Um tributo ao falso amigo

Na adolescência, quando comecei a me socializar com os terráqueos ao meu redor, eu tive muitas decepções. Mentira, traição e a falta de caráter das pessoas eram coisas que me deixavam em total estado de indignação. Munida de uma lata de spray, grafitei o muro de um terreno baldio com o seguinte letreiro:

“A HUMANIDADE FEDE!”

Hoje o odor é o mesmo, a diferença é que a indústria de desodorantes evoluiu muito e já é possível até adquirir um com proteção de 48 horas.

Quem tem muitos amigos não tem nenhum. Por isso meu número de amizade é cada vez mais restrito. Não sou estrela de cinema para ter a minha vida debatida numa entrevista coletiva. O falso amigo é como lobo em pele de cordeirinho.
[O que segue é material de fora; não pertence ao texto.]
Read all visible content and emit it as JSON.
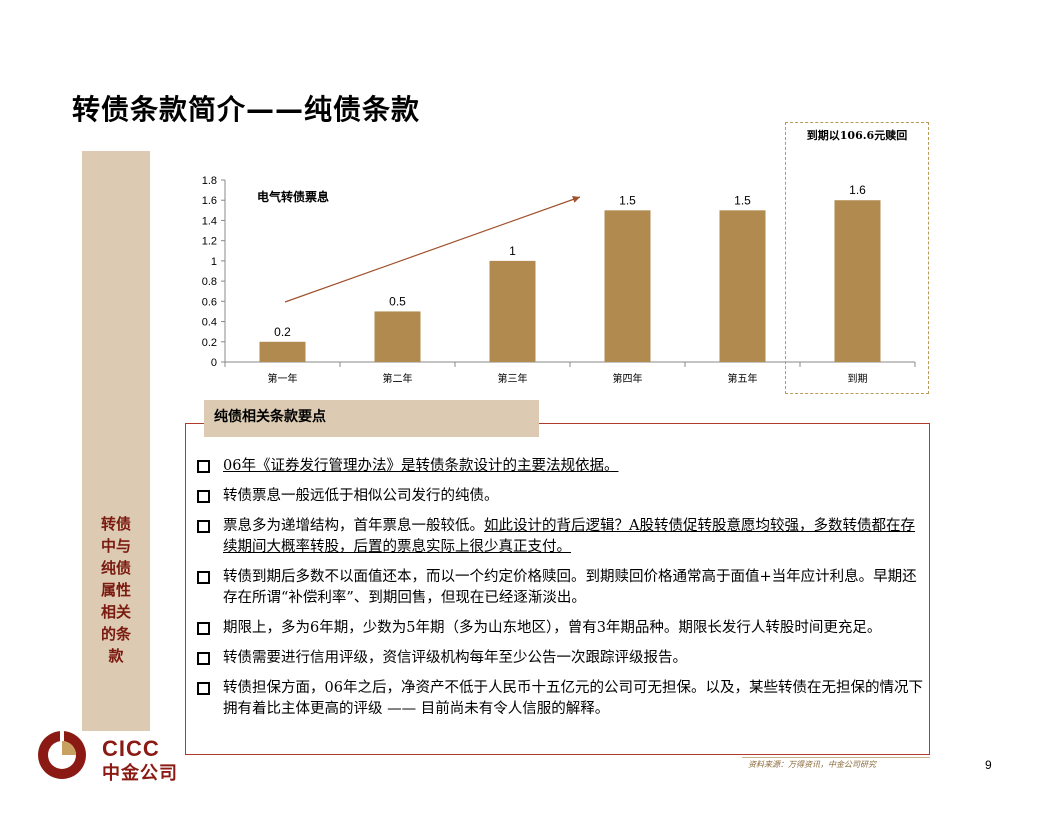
{
  "page": {
    "title": "转债条款简介——纯债条款",
    "page_number": "9",
    "source": "资料来源：万得资讯，中金公司研究"
  },
  "sidebar": {
    "lines": [
      "转债",
      "中与",
      "纯债",
      "属性",
      "相关",
      "的条",
      "款"
    ]
  },
  "logo": {
    "latin": "CICC",
    "chinese": "中金公司"
  },
  "chart_data": {
    "type": "bar",
    "categories": [
      "第一年",
      "第二年",
      "第三年",
      "第四年",
      "第五年",
      "到期"
    ],
    "values": [
      0.2,
      0.5,
      1,
      1.5,
      1.5,
      1.6
    ],
    "data_labels": [
      "0.2",
      "0.5",
      "1",
      "1.5",
      "1.5",
      "1.6"
    ],
    "title": "电气转债票息",
    "ylim": [
      0,
      1.8
    ],
    "yticks": [
      "0",
      "0.2",
      "0.4",
      "0.6",
      "0.8",
      "1",
      "1.2",
      "1.4",
      "1.6",
      "1.8"
    ],
    "bar_color": "#b08a4e",
    "arrow_color": "#a0522d",
    "annotation": "到期以106.6元赎回"
  },
  "section": {
    "header": "纯债相关条款要点",
    "bullets": [
      {
        "parts": [
          {
            "text": "06年《证券发行管理办法》是转债条款设计的主要法规依据。",
            "u": true
          }
        ]
      },
      {
        "parts": [
          {
            "text": "转债票息一般远低于相似公司发行的纯债。",
            "u": false
          }
        ]
      },
      {
        "parts": [
          {
            "text": "票息多为递增结构，首年票息一般较低。",
            "u": false
          },
          {
            "text": "如此设计的背后逻辑？A股转债促转股意愿均较强，多数转债都在存续期间大概率转股，后置的票息实际上很少真正支付。",
            "u": true
          }
        ]
      },
      {
        "parts": [
          {
            "text": "转债到期后多数不以面值还本，而以一个约定价格赎回。到期赎回价格通常高于面值+当年应计利息。早期还存在所谓“补偿利率”、到期回售，但现在已经逐渐淡出。",
            "u": false
          }
        ]
      },
      {
        "parts": [
          {
            "text": "期限上，多为6年期，少数为5年期（多为山东地区），曾有3年期品种。期限长发行人转股时间更充足。",
            "u": false
          }
        ]
      },
      {
        "parts": [
          {
            "text": "转债需要进行信用评级，资信评级机构每年至少公告一次跟踪评级报告。",
            "u": false
          }
        ]
      },
      {
        "parts": [
          {
            "text": "转债担保方面，06年之后，净资产不低于人民币十五亿元的公司可无担保。以及，某些转债在无担保的情况下拥有着比主体更高的评级 —— 目前尚未有令人信服的解释。",
            "u": false
          }
        ]
      }
    ]
  }
}
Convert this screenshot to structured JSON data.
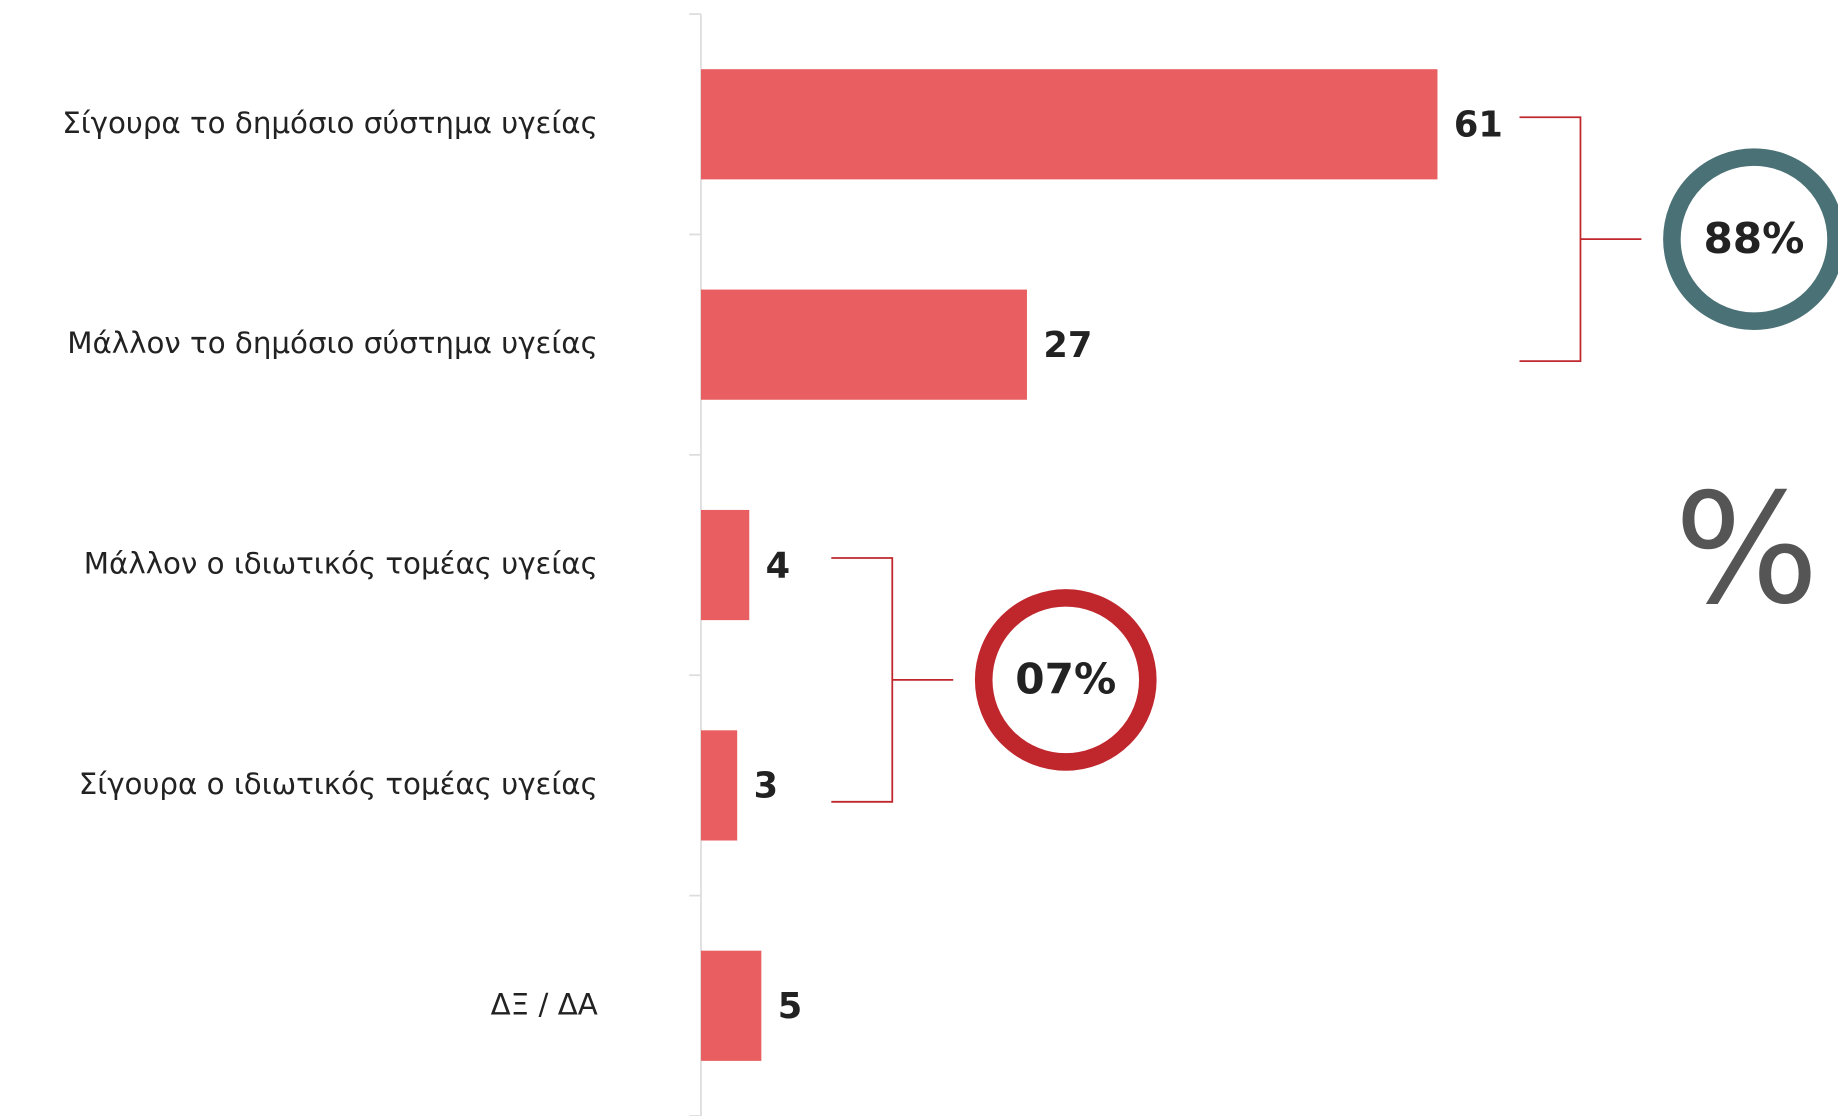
{
  "chart_data": {
    "type": "bar",
    "orientation": "horizontal",
    "categories": [
      "Σίγουρα το δημόσιο σύστημα υγείας",
      "Μάλλον το δημόσιο σύστημα υγείας",
      "Μάλλον ο ιδιωτικός τομέας υγείας",
      "Σίγουρα ο ιδιωτικός τομέας υγείας",
      "ΔΞ / ΔΑ"
    ],
    "values": [
      61,
      27,
      4,
      3,
      5
    ],
    "color": "#e95e60",
    "xlim": [
      0,
      100
    ],
    "annotations": [
      {
        "text": "88%",
        "color": "#4a7176"
      },
      {
        "text": "07%",
        "color": "#c0272d"
      }
    ],
    "unit_symbol": "%"
  }
}
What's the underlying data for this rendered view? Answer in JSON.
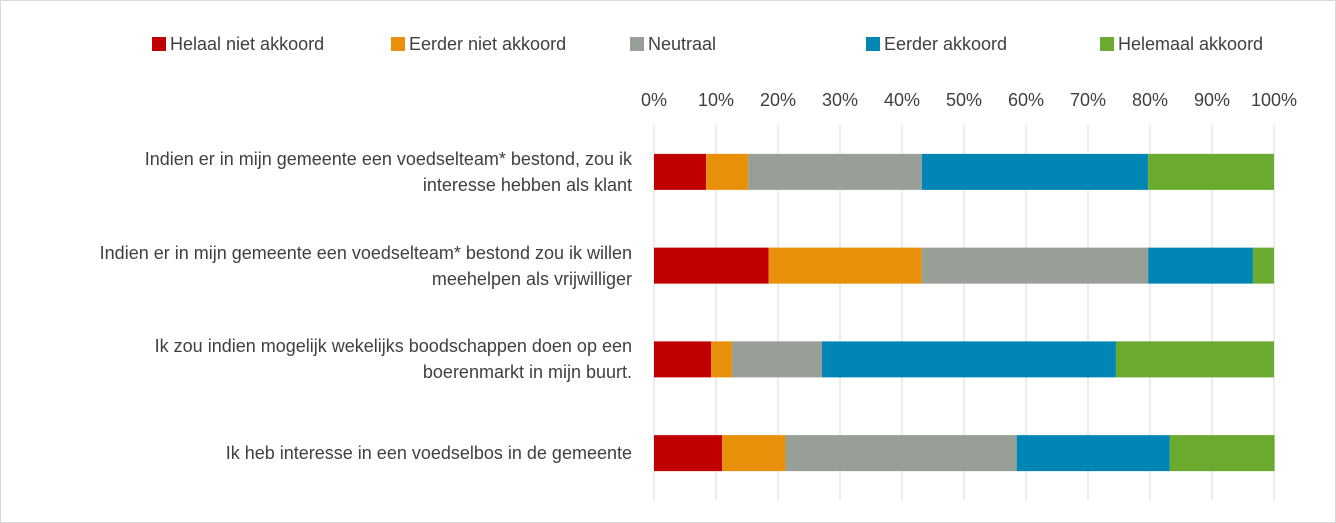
{
  "chart_data": {
    "type": "stacked_bar_horizontal",
    "categories": [
      "Indien er in mijn gemeente een voedselteam* bestond, zou ik interesse hebben als klant",
      "Indien er in mijn gemeente een voedselteam* bestond zou ik willen meehelpen als vrijwilliger",
      "Ik zou indien mogelijk wekelijks boodschappen doen op een boerenmarkt in mijn buurt.",
      "Ik heb interesse in een voedselbos in de gemeente"
    ],
    "series": [
      {
        "name": "Helaal niet akkoord",
        "color": "#c00000",
        "values": [
          8.4,
          18.5,
          9.2,
          11
        ]
      },
      {
        "name": "Eerder niet akkoord",
        "color": "#e8900a",
        "values": [
          6.8,
          24.7,
          3.4,
          10.2
        ]
      },
      {
        "name": "Neutraal",
        "color": "#979f97",
        "values": [
          28,
          36.5,
          14.5,
          37.3
        ]
      },
      {
        "name": "Eerder akkoord",
        "color": "#0086b4",
        "values": [
          36.5,
          16.9,
          47.4,
          24.7
        ]
      },
      {
        "name": "Helemaal akkoord",
        "color": "#6aaa2f",
        "values": [
          20.3,
          3.4,
          25.5,
          16.9
        ]
      }
    ],
    "xlim": [
      0,
      100
    ],
    "xticks": [
      {
        "value": 0,
        "label": "0%"
      },
      {
        "value": 10,
        "label": "10%"
      },
      {
        "value": 20,
        "label": "20%"
      },
      {
        "value": 30,
        "label": "30%"
      },
      {
        "value": 40,
        "label": "40%"
      },
      {
        "value": 50,
        "label": "50%"
      },
      {
        "value": 60,
        "label": "60%"
      },
      {
        "value": 70,
        "label": "70%"
      },
      {
        "value": 80,
        "label": "80%"
      },
      {
        "value": 90,
        "label": "90%"
      },
      {
        "value": 100,
        "label": "100%"
      }
    ],
    "grid": true,
    "legend": "top"
  }
}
Sempre tão dócil, tão amável, tão ouvinte, tudo para coletar informações da sua vida e guardar num banco de dados para uso posterior. Não é à toa que Renato Russo fez tanto sucesso com o público jovem em hits como: “Quero ter alguém com quem conversar, alguém que depois não use o que eu disse contra mim…”.

Há no falso amigo algumas particularidades relevantes. O falso amigo é aquele que te admira muito mais do que um amigo do peito. Ele verdadeiramente se interessa em saber tudo a seu respeito, quer ler tudo o que você escreve, ou seja, te acompanha como se você fosse uma novela. O falso amigo faz juz ao ditado que diz: “quem desdenha quer comprar”.